Si crees que tus hijos “ya jugaron mucho por hoy”, los estás maleducando

Creer que jugar debe limitarse a cierto número de horas al día es lo contrario a buscar el bienestar de nuestros hijos.

Por Mariana Mendoza

Es muy probable que muchos de nosotros hayamos crecido bajo un modelo de educación tradicional. Es decir, el que tus padres aprendieron de tus abuelos y ellos, a su vez, de tus bisabuelos. Se ha transmitido por siglos de generación en generación y no está avalado por ningún trabajo académico. De hecho, por ejemplo, hasta hace pocos años se veía con buenos ojos que a los niños se les pegara como método correctivo. Como en la edad media.

Del mismo modo, ese modelo tradicional veía al juego como una recompensa reservada sólo al buen comportamiento. O como un asunto de padres que no atendían a sus hijos. Y por “buen comportamiento” se entendía algo muy chato: absoluta obediencia a los mayores y un nivel de inmovilidad y rigidez propios de la adultez. Un niño “bien educado” era aquel que a los siete u ocho años se movía con la mesura propia de alguien de cuarenta. La “buena educación” consistía en poner límites al juego. Una práctica ya no digamos, poco didáctica sino poco sana. Educar desde el castigo resulta contraproducente. 

Pongamos un ejemplo archiconocido: Lionel Messi, el mejor jugador de futbol del mundo. Es un fenómeno. Tercer hijo de una familia de la ciudad de Rosario, Argentina, debutó en el 2004, a los 17 años, como parte del club Barcelona. En su momento se le consideró el profesional más pequeño de la liga. 

Podría pensarse que alcanzar su nivel de juego le significó mucha disciplina y trabajo duro. Haciendo a un lado una predisposición innata, llamémosle “talento”; el hecho es que todas esas horas de entrenamiento para él no representaron “sacrificios” difíciles de aceptar. Todo el tiempo, él estaba jugando, y hacía lo que el juego exigía, entre otras cosas, porque era divertido: era un juego. Su “secreto” reside en la satisfacción y placer que le representa su trabajo. Por años fue tan feliz jugando que se volvió para él la actividad más seria del mundo. Es muy probable que si sus padres le hubiesen impuesto los entrenamientos como un deber riguroso, inflexible y sin espacio para goce, ahora mismo no conoceríamos su nombre ni su historia.
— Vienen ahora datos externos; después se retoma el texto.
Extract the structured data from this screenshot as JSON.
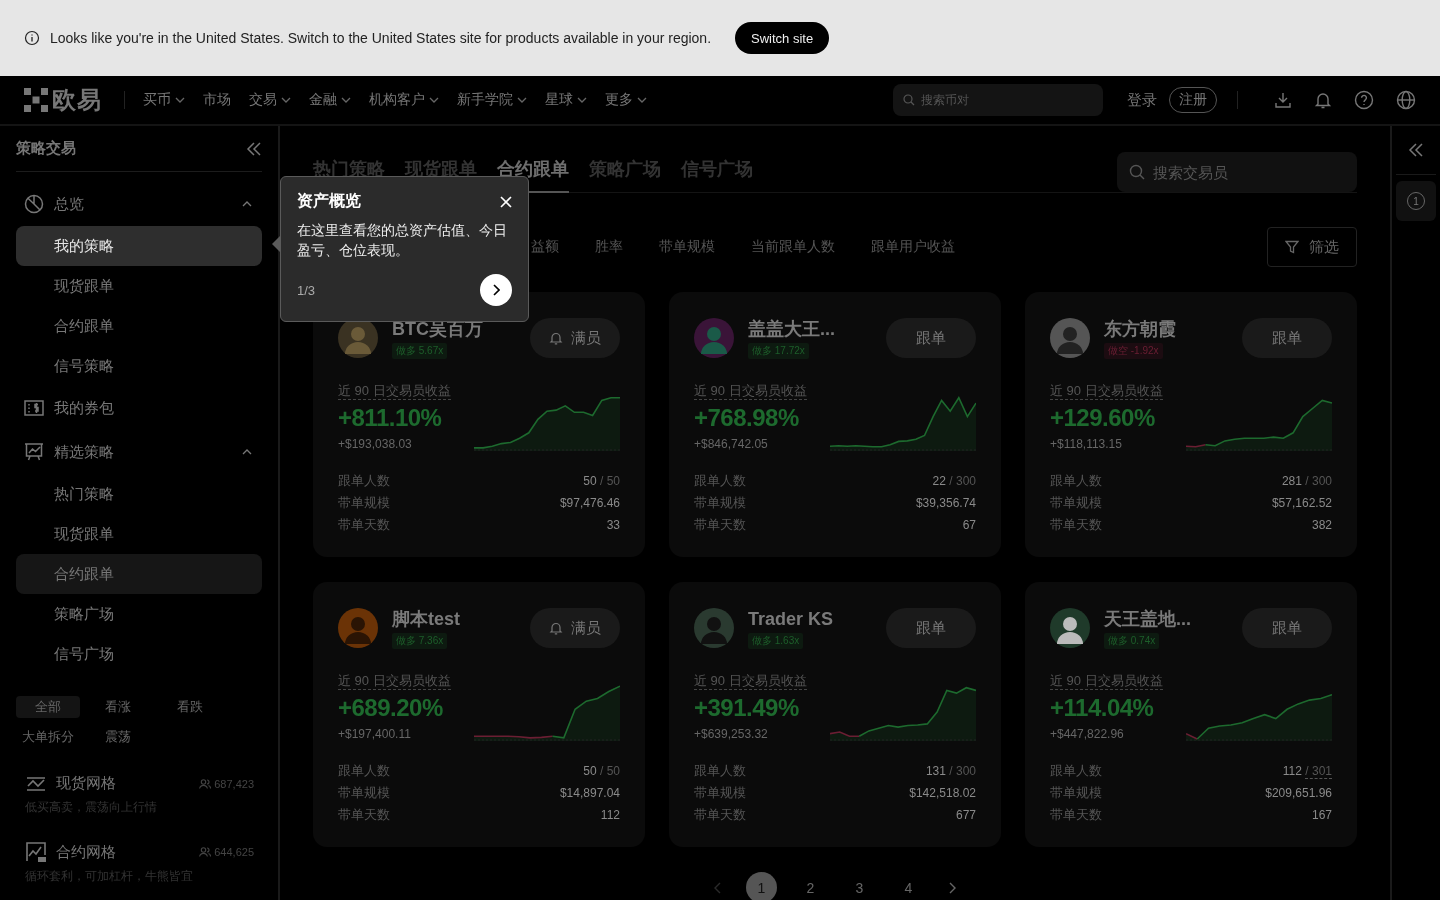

La alegría de jugar se refleja en la química del cerebro

Jean Piaget, biólogo y autor de diferentes estudios en torno al desarrollo cognitivo infantil, plantea nuestras primeras actividades como un juego de ejercicios corporales, estimulación de sentidos, funciones que a través de la repetición llevan a la adaptación sensorio-motriz elemental. Al igual que ocurrió con el ejemplo que planteamos de Leo Messi, jugar nos da las herramientas para ejecutar de manera mecánica acciones que nos permitirán alcanzar un objetivo, como por ejemplo, meter goles (pero también puede ser andar en bici, mejorar nuestra caligrafía o pasar el nivel de un videojuego). Pero mucho antes de eso, siendo bebés, fue por medio del juego que aprendimos a comer (exacto: aventando la comida al piso, para desesperación de nuestros padres), o a caminar, a correr.

Conforme dominamos los movimientos, la complejidad del juego aumentó y jugando aprendemos a relacionarnos con otros niños. Desarrollamos habilidades de comunicación, empatía, trabajo en equipo, organización, roles de género, como si estuviéramos trabajando un guión en conjunto con otros actores. Establecimos tramas, personajes, reparto, escenarios…
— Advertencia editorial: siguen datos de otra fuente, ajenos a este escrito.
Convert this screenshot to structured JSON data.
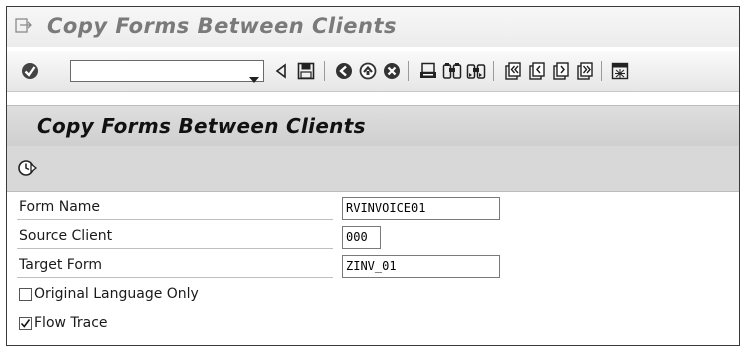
{
  "window": {
    "title": "Copy Forms Between Clients"
  },
  "toolbar": {
    "command_field": {
      "value": "",
      "placeholder": ""
    },
    "icons": [
      "enter-icon",
      "dropdown-icon",
      "back-triangle-icon",
      "save-icon",
      "back-icon",
      "exit-icon",
      "cancel-icon",
      "print-icon",
      "find-icon",
      "find-next-icon",
      "first-page-icon",
      "previous-page-icon",
      "next-page-icon",
      "last-page-icon",
      "layout-icon"
    ]
  },
  "screen": {
    "title": "Copy Forms Between Clients",
    "app_toolbar": {
      "execute_icon": "execute-clock-icon"
    }
  },
  "form": {
    "form_name": {
      "label": "Form Name",
      "value": "RVINVOICE01"
    },
    "source_client": {
      "label": "Source Client",
      "value": "000"
    },
    "target_form": {
      "label": "Target Form",
      "value": "ZINV_01"
    },
    "original_language_only": {
      "label": "Original Language Only",
      "checked": false
    },
    "flow_trace": {
      "label": "Flow Trace",
      "checked": true
    }
  }
}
No es difícil ver lo complejo que puede llegar a ser, y todo esto desde la libertad. Las reglas se escriben en el camino, junto con los demás niños y niñas, y sin formalidades.

Resultados de una investigación realizada en el 2005 muestran evidencias sobre la relación que hay entre la dopamina generada durante actividades placenteras como el juego, con la memoria y el aprendizaje.

En ese año, Erin M. Schuman, investigadora del Instituto de Tecnología de California, publicó los resultados de una investigación practicada en roedores donde gracias a un gen fluorescente se observó el comportamiento de los neurotransmisores y constató la influencia que tiene la dopamina en funciones cerebrales como la memoria y el aprendizaje. De acuerdo, son roedores. Nosotros somos humanos. Pero en ambos la dopamina funciona igual: es un neurotransmisor asociado con la felicidad.

Traducido a humanos: si aprendemos jugando, liberamos dopamina, que favorece la memorización y el aprendizaje, y además somos más felices. Si somos del tipo de padres que permiten que el juego exista en todas las actividades y sin tiempo limitado, estamos decidiendo bien y seguramente los resultados se acercarán mucho a nuestro único propósito como padres: procurar hijos exitosos en todas las dimensiones de la vida.